M. le président. L’amendement n° 12, présenté par M. Lefèvre, est ainsi libellé :

Alinéa 4

Après les mots :

après une mise en concurrence

insérer les mots :

dans les conditions définies à l’article L. 1541-3 du présent code

La parole est à M. Antoine Lefèvre.

M. Antoine Lefèvre. Cet amendement a pour objet d’affirmer clairement l’unicité de la procédure de mise en concurrence et de choix de l’actionnaire, dans le droit fil de la communication interprétative de la Commission européenne en date du 5 février 2008 et de la jurisprudence Acoset de la Cour de justice de l’Union européenne du 15 octobre 2009.

M. le président. Quel est l’avis de la commission ?

M. Jacques Mézard, rapporteur. La commission a émis un avis favorable sur cet amendement, sous réserve d’une rectification dont nous avons débattu ce matin et qui consiste à supprimer les mots : « du présent code ».

M. le président. Quel est l’avis du Gouvernement ?

Mme Anne-Marie Escoffier, ministre déléguée. Le Gouvernement soutient cet amendement tendant à compléter l’alinéa 4 et à éclairer le texte qui suit, et il émet donc un avis favorable.

M. le président. Que pensez-vous de la modification proposée par M. le rapporteur, monsieur Lefèvre ?

M. Antoine Lefèvre. Je suis totalement d’accord avec cette modification qui, effectivement, a été discutée en commission des lois.

M. le président. Je suis donc saisi d’un amendement n° 12 rectifié, présenté par M. Lefèvre, et ainsi libellé :

Alinéa 4

Après les mots :

après une mise en concurrence

insérer les mots :

dans les conditions définies à l’article L. 1541-3

Je mets aux voix l’amendement n° 12 rectifié.

(L’amendement est adopté.)

M. le président. L’amendement n° 1 rectifié, présenté par M. Hyest, Mme Troendlé et M. Lefèvre, est ainsi libellé :

Alinéa 16

Supprimer les mots :

minimale et maximale

La parole est à M. Jean-Jacques Hyest.

M. Jean-Jacques Hyest. Pour que la mise en concurrence soit objective, tous les acteurs doivent être placés sur le même rang. Or tel n’est pas le cas si l’opérateur peut choisir la part de capital qu’il détient dans la structure.
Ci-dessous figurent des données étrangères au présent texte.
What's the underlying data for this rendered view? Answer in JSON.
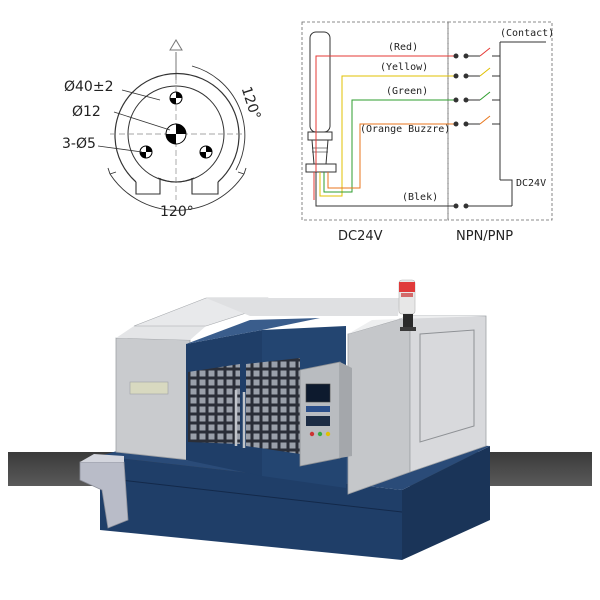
{
  "mount_drawing": {
    "outer_diameter": "Ø40±2",
    "center_hole": "Ø12",
    "screw_holes": "3-Ø5",
    "angle_bottom": "120°",
    "angle_right": "120°"
  },
  "wiring": {
    "contact_label": "(Contact)",
    "wires": [
      {
        "label": "(Red)",
        "color": "#e53935"
      },
      {
        "label": "(Yellow)",
        "color": "#e0c000"
      },
      {
        "label": "(Green)",
        "color": "#2e9e2e"
      },
      {
        "label": "(Orange Buzzre)",
        "color": "#e8761c"
      }
    ],
    "common_label": "(Blek)",
    "supply_label": "DC24V",
    "left_caption": "DC24V",
    "right_caption": "NPN/PNP"
  },
  "colors": {
    "machine_blue": "#1f3e68",
    "machine_gray": "#c9cbce",
    "floor_dark": "#444444"
  }
}
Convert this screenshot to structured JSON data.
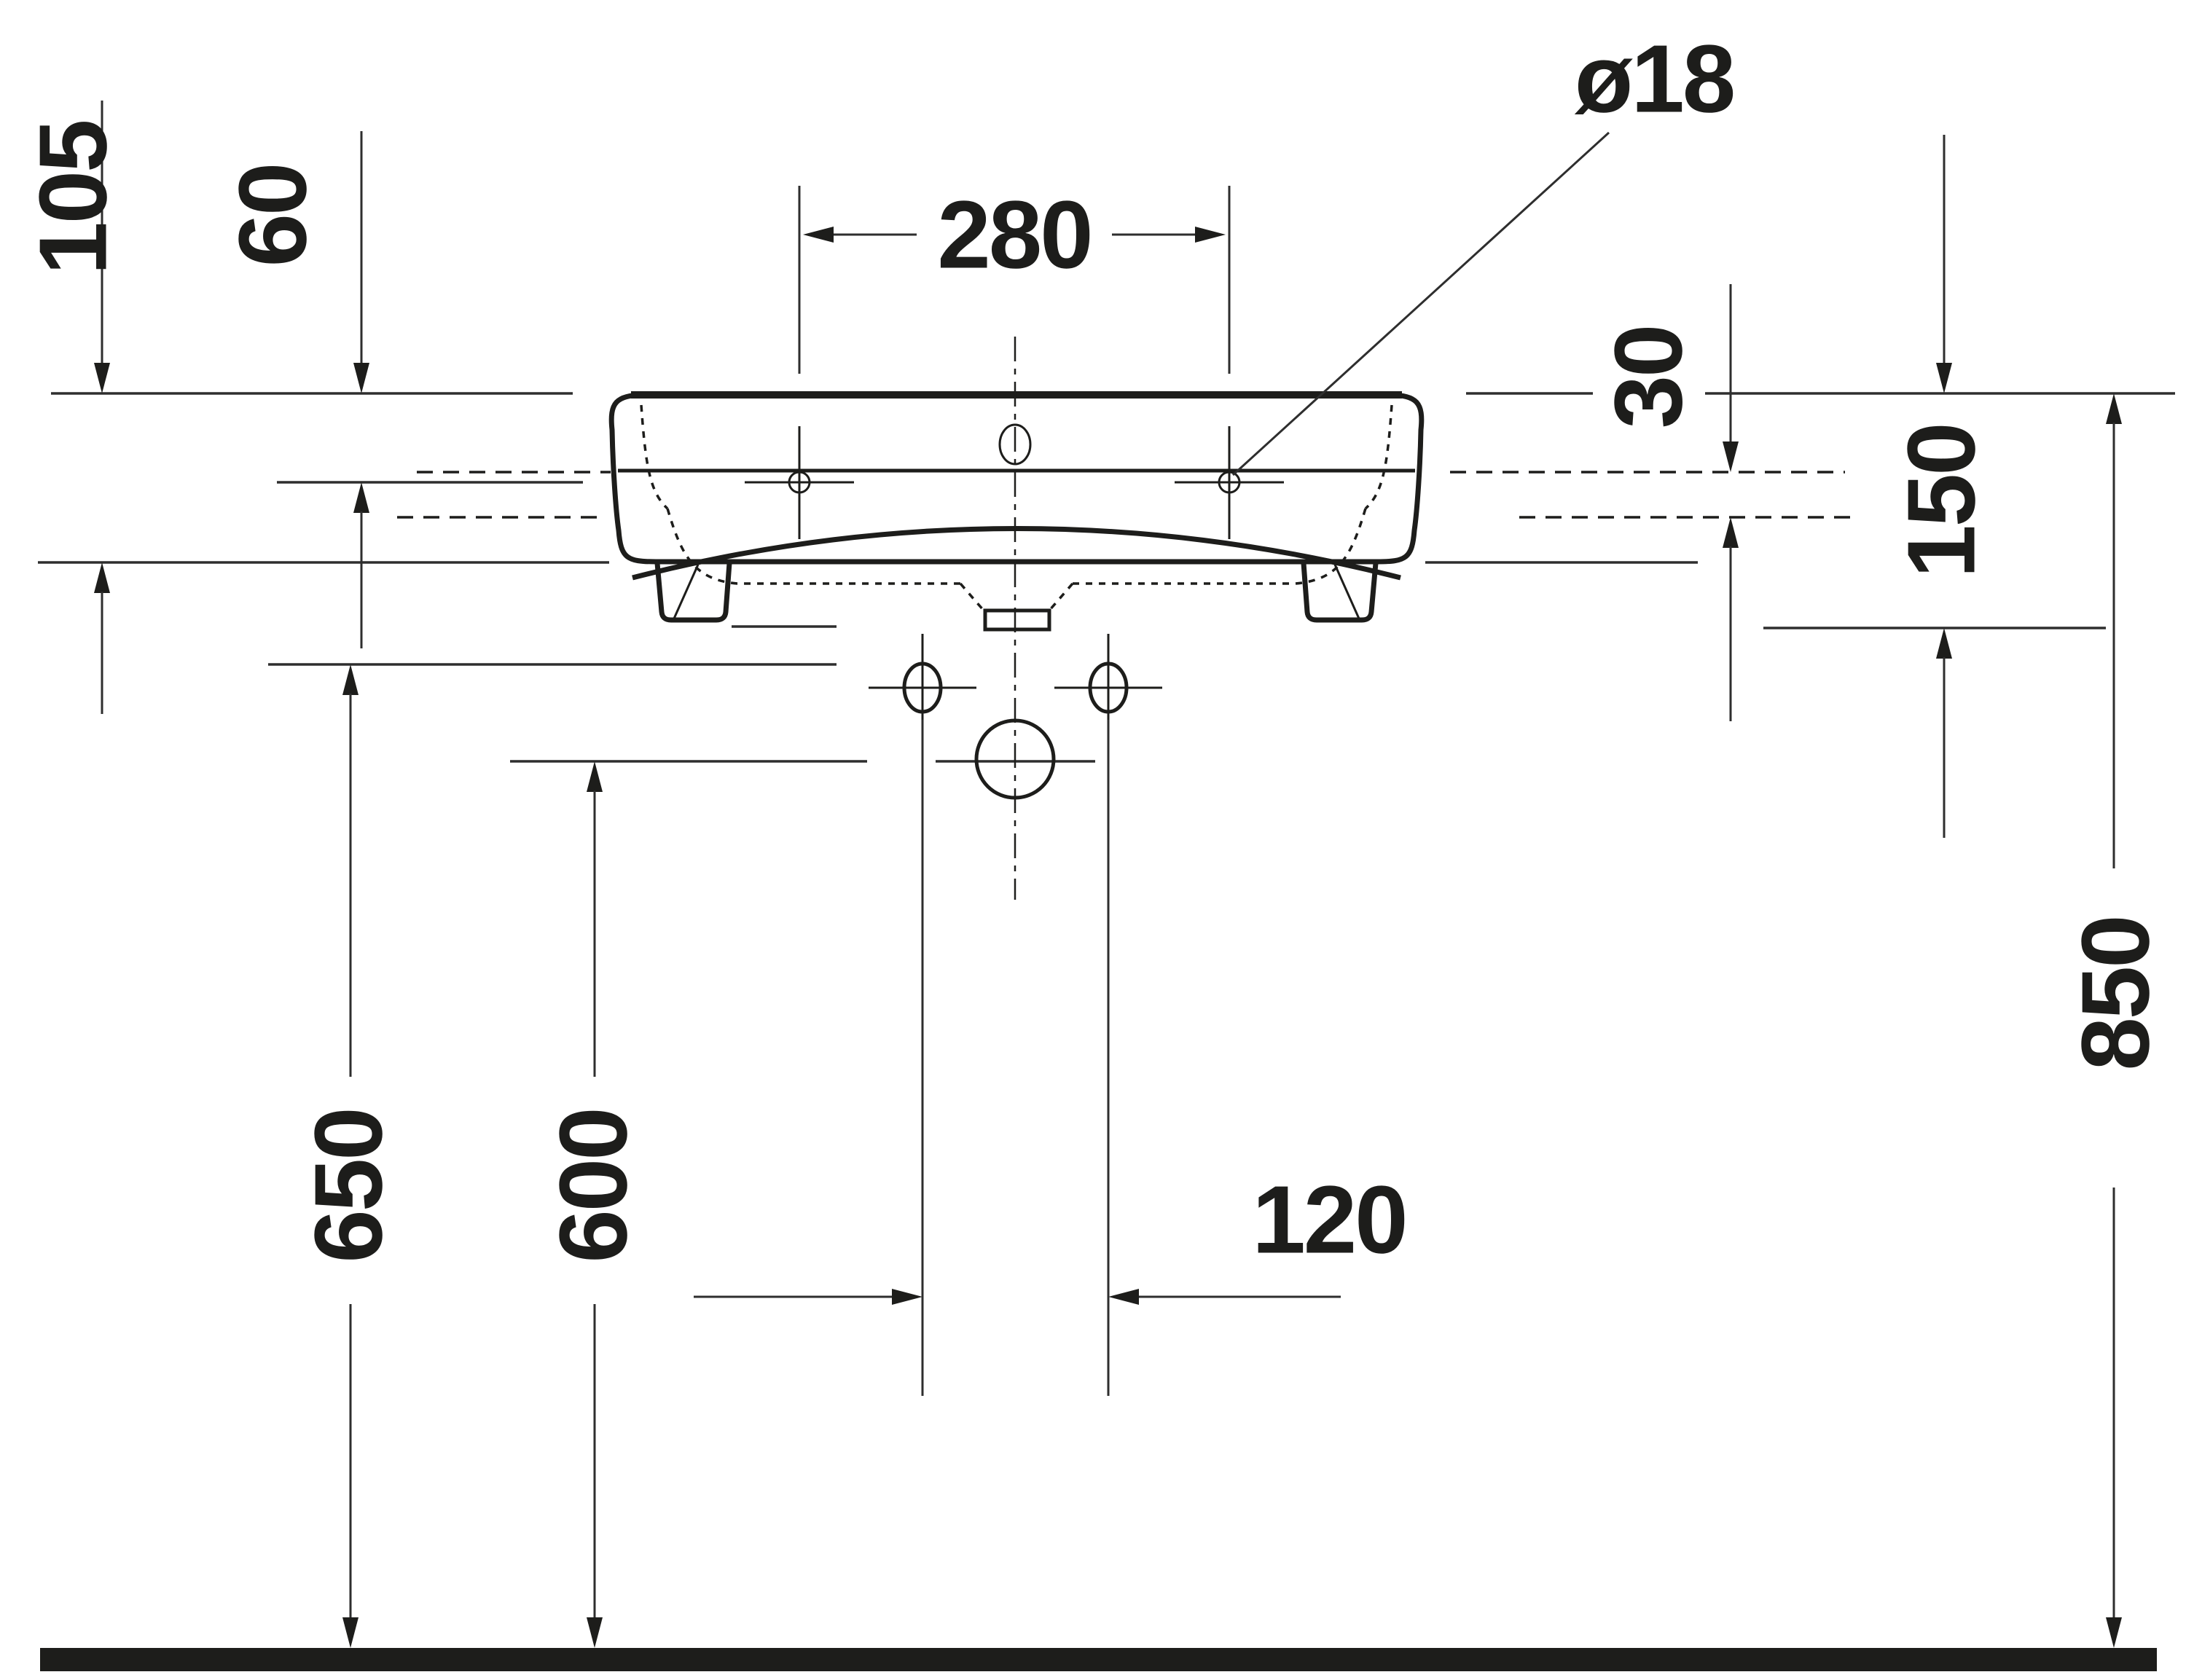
{
  "title": "Wall-mounted washbasin front view - dimensional drawing",
  "colors": {
    "line": "#1d1d1b",
    "dimension_line": "#2e2e2e",
    "background": "#ffffff"
  },
  "dimensions": {
    "fixing_height_105": "105",
    "tap_level_offset_60": "60",
    "tap_hole_spacing_280": "280",
    "tap_hole_diameter_label": "ø18",
    "deck_thickness_30": "30",
    "ceramic_body_depth_150": "150",
    "clearance_under_body_650": "650",
    "drain_center_height_600": "600",
    "drain_hole_spacing_120": "120",
    "rim_height_850": "850"
  }
}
Imaginons que la collectivité annonce qu’elle prendra entre 34 % et 85 % du capital, alors que son niveau de participation peut changer complètement l’économie du contrat ! À mon avis, il faut que la collectivité indique, dès le départ, quelle sera sa part, celle-ci étant d’ailleurs déjà encadrée par l’alinéa 12 de cet article 1er. Par conséquent, il faudrait supprimer les mots « minimale et maximale ».

J’attire votre attention sur l’extrême vigilance dont nous devons faire preuve dans ce débat quant à la réelle concurrence entre les opérateurs. Si l’offre peut être tellement diversifiée, comment l’opérateur sera-t-il choisi ? Dans le passé, j’ai beaucoup pratiqué la loi Sapin, ainsi que d’autres dispositions, et il me semble que la vigilance s’impose à ce sujet. C’est la raison pour laquelle j’ai déposé cet amendement.

M. Daniel Raoul. Très bien !

M. le président. Quel est l’avis de la commission ?

M. Jacques Mézard, rapporteur. La commission n’a pas suivi l’avis de son rapporteur et a émis un avis favorable sur cet amendement qui vise à supprimer la faculté laissée à la personne publique de définir une fourchette dans laquelle elle fixerait sa part de capital dans la SEM à opération unique.

La commission s’est interrogée sur l’existence de cette fourchette et ses membres ont estimé, dans leur majorité, que le principe même de fourchette pouvait avoir des conséquences sur le respect de l’égalité entre les candidats au cours de la procédure.

M. le président. Quel est l’avis du Gouvernement ?

Mme Anne-Marie Escoffier, ministre déléguée. Le Gouvernement suit l’avis de la commission. Ayant bien entendu vos arguments, monsieur le sénateur, il lui apparaît que fixer un chiffre clair et net renforce la transparence.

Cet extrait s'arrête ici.